Member of the Scottish Parliament for Glasgow Cathcart and Pollok
- Incumbent
- Assumed office 7 May 2026
- Preceded by: constituency established
- Majority: 5,163 (20.0%)

Personal details
- Born: 2001 (age 24–25)
- Party: Scottish National Party

= Zen Ghani =

Scottish politician

Zen Ghani (born 2001) is a Scottish politician who has served as Member of the Scottish Parliament (MSP) for Glasgow Cathcart and Pollok since 2026.

== Biography ==
Ghani grew up in kinship care in the Southside of Glasgow and has spoken publicly about using free school meals at Shawlands Academy as a child. Ghani studied at the University of Glasgow, graduating in 2023 with a MA (Hons) in Politics and History.

In the 2022 Glasgow City Council election, Ghani was elected to represent Pollokshields ward on Glasgow City Council, becoming the youngest councillor in the city and the only SNP gain in the city. His term began on 5 May 2022 and is scheduled to run until 6 May 2027. In 2025, he was given the Al Ihsan Award for Public Service at the Scottish Muslim Awards.

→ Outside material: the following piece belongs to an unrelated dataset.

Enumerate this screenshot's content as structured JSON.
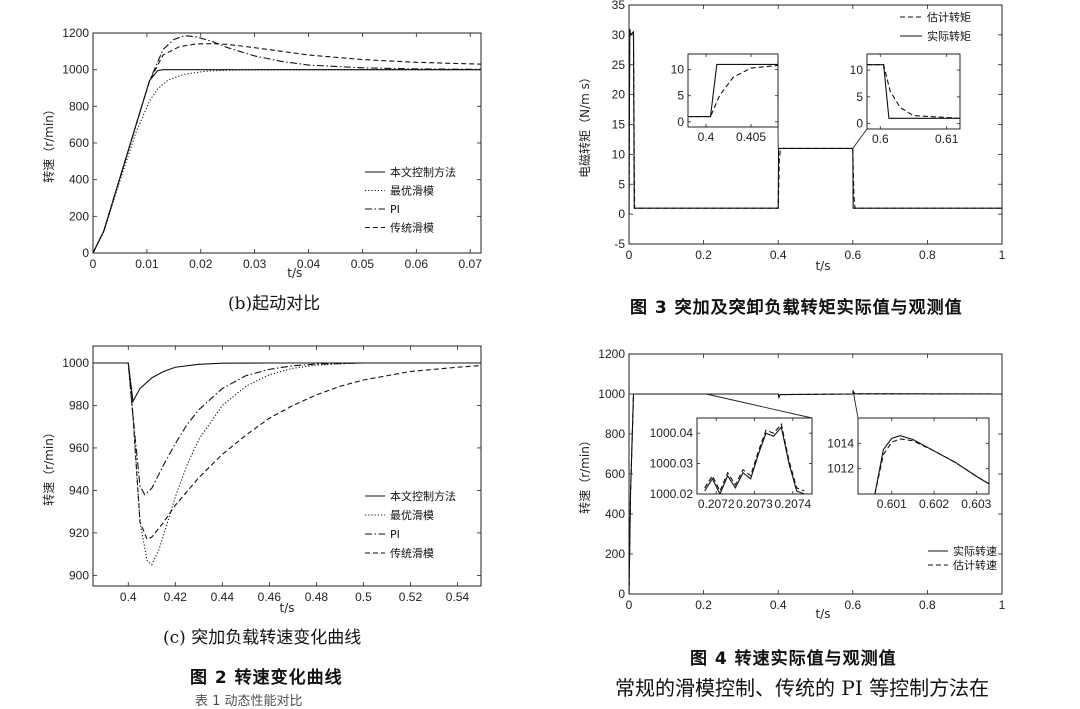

At the 2026 Scottish Parliament election, Ghani was elected as the Scottish National Party MSP for the Glasgow Cathcart and Pollok constituency, defeating Scottish Labour leader Anas Sarwar. Ghani received 14,270 votes to Sarwar's 9,107, giving him a majority of 5,163. He had also stood on the Glasgow regional list, where he was placed eighth.